"Cierta primavera, una repentina e inesperada riada soltó los hielos
del río Berounka antes que las de otros ríos, y cerca del pueblo de
Modrany se creó una enorme barrera de hielo que amenazaba con una
inundación. Tuvieron que acudir los soldados y partir a tiros los
témpanos de hielo amontonados. Las detonaciones se sentían hasta en
Praga y los puentes estaban repletos de gente.
Yo también miraba
desde un puente, lleno de curiosidad, la desierta pista de hielo donde
precisamente aquel invierno iba a patinar casi a diario. A veces incluso
con una encantadora muchacha, que llevaba un precioso peinado pero ya
un poco pasado de moda. Dos moñitos color avellana sobre las orejitas.
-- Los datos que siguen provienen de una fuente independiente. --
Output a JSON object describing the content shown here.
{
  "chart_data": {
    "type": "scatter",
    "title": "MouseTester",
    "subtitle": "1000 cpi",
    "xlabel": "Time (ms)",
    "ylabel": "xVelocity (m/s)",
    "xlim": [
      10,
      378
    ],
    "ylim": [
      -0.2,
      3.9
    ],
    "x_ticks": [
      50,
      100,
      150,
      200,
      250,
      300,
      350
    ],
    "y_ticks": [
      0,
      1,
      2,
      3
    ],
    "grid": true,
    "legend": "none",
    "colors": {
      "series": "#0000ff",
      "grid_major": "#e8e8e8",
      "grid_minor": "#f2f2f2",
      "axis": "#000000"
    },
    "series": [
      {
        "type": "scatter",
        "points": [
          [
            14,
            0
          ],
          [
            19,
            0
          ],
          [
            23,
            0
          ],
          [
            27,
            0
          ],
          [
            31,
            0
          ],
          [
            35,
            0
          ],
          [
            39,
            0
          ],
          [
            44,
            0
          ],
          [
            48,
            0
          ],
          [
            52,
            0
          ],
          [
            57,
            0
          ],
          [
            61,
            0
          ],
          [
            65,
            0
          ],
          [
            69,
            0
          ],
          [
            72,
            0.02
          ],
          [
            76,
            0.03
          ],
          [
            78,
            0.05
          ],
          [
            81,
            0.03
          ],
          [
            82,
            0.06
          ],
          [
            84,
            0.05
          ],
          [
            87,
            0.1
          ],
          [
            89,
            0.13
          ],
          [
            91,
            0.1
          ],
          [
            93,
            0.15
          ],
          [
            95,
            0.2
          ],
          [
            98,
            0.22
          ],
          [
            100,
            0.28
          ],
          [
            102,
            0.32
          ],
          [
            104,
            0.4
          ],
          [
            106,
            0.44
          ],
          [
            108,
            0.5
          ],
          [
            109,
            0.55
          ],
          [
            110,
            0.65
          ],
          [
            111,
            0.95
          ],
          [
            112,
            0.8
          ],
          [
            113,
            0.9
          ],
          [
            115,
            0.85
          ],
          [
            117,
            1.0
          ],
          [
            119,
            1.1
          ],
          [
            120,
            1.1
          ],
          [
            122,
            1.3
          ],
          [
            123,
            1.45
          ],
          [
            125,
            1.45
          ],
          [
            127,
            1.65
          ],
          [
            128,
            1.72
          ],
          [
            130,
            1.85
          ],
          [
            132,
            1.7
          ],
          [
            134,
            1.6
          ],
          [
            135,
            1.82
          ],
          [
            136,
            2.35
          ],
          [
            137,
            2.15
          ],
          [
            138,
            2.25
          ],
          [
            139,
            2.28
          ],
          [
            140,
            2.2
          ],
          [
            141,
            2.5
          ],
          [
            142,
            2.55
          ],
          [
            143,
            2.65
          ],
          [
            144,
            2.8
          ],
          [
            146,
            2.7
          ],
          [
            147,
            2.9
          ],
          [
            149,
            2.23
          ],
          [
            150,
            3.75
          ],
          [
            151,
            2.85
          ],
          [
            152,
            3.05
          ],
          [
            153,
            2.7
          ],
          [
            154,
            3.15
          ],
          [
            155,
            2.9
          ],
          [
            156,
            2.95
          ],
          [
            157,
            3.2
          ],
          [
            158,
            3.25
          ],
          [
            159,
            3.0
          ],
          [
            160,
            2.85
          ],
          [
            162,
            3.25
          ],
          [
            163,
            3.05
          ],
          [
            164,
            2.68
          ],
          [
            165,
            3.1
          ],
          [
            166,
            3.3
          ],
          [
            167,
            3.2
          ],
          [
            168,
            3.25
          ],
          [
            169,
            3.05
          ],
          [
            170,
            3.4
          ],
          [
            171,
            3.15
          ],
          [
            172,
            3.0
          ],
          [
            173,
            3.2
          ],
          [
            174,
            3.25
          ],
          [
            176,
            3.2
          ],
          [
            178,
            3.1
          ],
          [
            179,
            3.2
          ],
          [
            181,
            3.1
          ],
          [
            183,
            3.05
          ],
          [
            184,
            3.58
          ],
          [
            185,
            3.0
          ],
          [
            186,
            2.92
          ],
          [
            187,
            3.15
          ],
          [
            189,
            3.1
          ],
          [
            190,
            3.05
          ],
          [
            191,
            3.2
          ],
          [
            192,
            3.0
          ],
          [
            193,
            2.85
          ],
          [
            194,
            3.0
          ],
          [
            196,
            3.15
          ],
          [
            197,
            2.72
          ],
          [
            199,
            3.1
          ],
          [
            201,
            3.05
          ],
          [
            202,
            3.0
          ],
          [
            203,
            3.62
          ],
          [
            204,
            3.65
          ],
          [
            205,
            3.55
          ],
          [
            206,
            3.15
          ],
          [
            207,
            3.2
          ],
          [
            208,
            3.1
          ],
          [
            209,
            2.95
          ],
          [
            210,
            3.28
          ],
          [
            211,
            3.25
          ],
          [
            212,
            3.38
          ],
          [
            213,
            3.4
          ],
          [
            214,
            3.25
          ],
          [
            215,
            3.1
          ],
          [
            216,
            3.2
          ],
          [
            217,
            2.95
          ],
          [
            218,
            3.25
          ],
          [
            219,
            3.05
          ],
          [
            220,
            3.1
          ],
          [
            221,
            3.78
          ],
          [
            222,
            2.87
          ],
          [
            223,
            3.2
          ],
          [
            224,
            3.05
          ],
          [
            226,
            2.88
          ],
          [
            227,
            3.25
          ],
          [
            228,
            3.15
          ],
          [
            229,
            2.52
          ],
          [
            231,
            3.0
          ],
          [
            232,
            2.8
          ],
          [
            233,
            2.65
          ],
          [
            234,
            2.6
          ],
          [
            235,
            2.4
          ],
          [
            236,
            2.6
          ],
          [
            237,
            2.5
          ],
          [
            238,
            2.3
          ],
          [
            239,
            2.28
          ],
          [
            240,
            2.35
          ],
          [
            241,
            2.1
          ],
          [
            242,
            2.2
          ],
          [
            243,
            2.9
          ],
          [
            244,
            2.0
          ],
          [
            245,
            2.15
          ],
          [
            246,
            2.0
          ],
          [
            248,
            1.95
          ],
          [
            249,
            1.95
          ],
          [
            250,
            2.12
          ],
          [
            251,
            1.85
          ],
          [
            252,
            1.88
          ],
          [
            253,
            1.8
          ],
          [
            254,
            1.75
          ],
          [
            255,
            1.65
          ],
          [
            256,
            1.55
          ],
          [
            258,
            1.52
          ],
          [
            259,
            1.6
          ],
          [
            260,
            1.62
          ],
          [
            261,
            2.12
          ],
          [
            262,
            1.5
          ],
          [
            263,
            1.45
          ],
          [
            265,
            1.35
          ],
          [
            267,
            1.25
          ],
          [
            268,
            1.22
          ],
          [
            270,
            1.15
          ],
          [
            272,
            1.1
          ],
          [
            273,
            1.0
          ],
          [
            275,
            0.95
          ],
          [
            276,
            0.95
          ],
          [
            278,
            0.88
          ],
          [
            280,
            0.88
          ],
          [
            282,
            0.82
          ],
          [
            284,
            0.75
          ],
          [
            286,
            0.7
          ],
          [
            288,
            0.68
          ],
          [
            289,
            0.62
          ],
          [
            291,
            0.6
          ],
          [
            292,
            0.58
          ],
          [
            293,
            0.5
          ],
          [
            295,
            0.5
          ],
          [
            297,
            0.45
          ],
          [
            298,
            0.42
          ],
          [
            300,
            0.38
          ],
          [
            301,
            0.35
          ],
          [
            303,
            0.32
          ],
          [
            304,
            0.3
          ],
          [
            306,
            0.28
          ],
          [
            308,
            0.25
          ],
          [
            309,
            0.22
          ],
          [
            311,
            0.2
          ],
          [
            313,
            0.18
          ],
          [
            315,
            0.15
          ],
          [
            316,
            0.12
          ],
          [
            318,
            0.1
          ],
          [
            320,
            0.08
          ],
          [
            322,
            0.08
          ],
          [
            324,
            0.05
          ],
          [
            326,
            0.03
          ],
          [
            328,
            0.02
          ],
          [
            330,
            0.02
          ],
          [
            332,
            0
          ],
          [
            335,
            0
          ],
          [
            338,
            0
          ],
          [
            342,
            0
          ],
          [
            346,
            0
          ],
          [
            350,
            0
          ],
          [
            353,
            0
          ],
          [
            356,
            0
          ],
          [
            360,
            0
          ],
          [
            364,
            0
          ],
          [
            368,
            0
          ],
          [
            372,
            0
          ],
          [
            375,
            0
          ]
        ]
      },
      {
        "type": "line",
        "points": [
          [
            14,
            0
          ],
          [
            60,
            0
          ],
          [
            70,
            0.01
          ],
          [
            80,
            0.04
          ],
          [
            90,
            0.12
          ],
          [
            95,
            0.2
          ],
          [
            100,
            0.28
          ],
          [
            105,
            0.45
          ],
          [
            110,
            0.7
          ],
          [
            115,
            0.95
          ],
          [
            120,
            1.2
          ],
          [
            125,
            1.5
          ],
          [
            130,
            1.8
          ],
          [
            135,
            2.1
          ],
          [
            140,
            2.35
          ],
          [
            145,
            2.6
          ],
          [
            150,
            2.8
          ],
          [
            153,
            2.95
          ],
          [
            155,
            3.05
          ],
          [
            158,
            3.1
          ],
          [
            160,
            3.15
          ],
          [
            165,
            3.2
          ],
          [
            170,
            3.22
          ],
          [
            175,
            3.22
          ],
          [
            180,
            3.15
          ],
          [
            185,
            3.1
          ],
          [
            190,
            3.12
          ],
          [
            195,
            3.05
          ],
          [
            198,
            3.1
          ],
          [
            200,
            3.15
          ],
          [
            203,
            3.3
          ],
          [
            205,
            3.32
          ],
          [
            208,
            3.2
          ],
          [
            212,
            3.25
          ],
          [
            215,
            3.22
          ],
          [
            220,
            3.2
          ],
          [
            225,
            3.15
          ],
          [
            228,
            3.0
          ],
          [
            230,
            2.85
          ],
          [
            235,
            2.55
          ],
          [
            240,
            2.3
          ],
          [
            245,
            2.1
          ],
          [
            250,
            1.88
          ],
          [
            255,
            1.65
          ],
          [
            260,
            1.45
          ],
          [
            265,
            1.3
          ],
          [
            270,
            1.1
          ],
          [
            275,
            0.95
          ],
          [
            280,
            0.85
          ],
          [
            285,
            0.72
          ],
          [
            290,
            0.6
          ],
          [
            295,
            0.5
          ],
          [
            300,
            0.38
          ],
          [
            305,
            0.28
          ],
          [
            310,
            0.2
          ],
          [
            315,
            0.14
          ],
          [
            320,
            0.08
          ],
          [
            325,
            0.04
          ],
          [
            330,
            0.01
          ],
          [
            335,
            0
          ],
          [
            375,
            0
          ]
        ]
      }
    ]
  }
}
Se entregó a mí y a mi dudoso arte de patinar y cogidos de la mano
circulábamos por la espaciosa pista. Estaba limitada por la nieve
barrida, y en las esquinas había unos frescos árboles de Navidad,
adornados con cintas de papel coloreado.
Sobre el largo banco en
que atábamos los patines o nos calzábamos los zapatos con patines había
también un viejo tocadiscos, con una enorme trompeta azul celeste. Al
lado estaba una barraca, en la que cobraban una entrada mínima y
preparaban el té.
Al cabo de un momento, después de las
detonaciones, llegaron las primeras olas y, con un tremendo estampido,
se rompió la placa de hielo sobre la superficie. Fue un espectáculo
fascinante. Los abetos cayeron a la corriente y los témpanos de hielo,
que jugaban flotando, a veces los sujetaban y los ponían de pie con sus
cantos, llevándoselos luego a toda prisa. Pero también se llevaban todo
lo demás. Incluso la alegría de los momentos fugaces en que se sentía
muy dentro la proximidad de una chica bonita y el placer de circular con
elegancia; al menos, eso me parecía a mí. [...] Con el hielo flotante
se me escapaba también la jovencita, y en el preciso momento en que ya
estaba a punto de enamorarme de ella. Después de una larga vacilación,
me reveló su nombre. Confesó que vivía en el barrio de Hradcany, pero no
me dijo dónde. Manifestó de paso que estudiaba en el instituto, pero no
me dijo cuál. Me permitió acompañarla al barrio de Klarov. Allí se
subió a un tranvía, me sonrió dulcemente, y no la vi hasta al cabo de
unos días, cuando la descubrí, feliz, entre la muchedumbre de gente que
patinaba en el hielo. Tenía miedo de su estricta madre, que la cuidaba
como oro en paño y que seguramente le tenía prohibido patinar, y le
asustó la idea irreflexiva de esperarla delante de su casa. [...] Es
verdad que lo de patinar no era mi fuerte, pero en cambio sabía hablar
bien. Y por eso no dudaba que lograría convencer a la chica. Como ya he
revelado la primavera se me anticipó.
La muchacha se marchó
flotando con las aguas primaverales. ¡Lástima! Así que sólo me quedaron
los recuerdos de cómo me arrodillaba a sus pies y le abrochaba
torpemente las botas altas, lamentando que las botas de patinar no
fueran más altas todavía.
Tuve la suerte de, puesto de rodillas,
entrever bajo su falda plisada, allí donde acababa la media, un pequeño
círculo de su desnudez que involuntariamente dejaba descubierta la orla
de su media, un poco arrugada. Aquél era el único premio por mis
servicios y por las bellas palabras que susurraba entre aquellos dos
moñitos.
Cuando al atardecer ya había llevado a la chica al banco,
se me aparecía en la oscuridad el círculo luminoso que en el cielo del
cuerpo de la muchacha me hacía pensar en la luna creciente."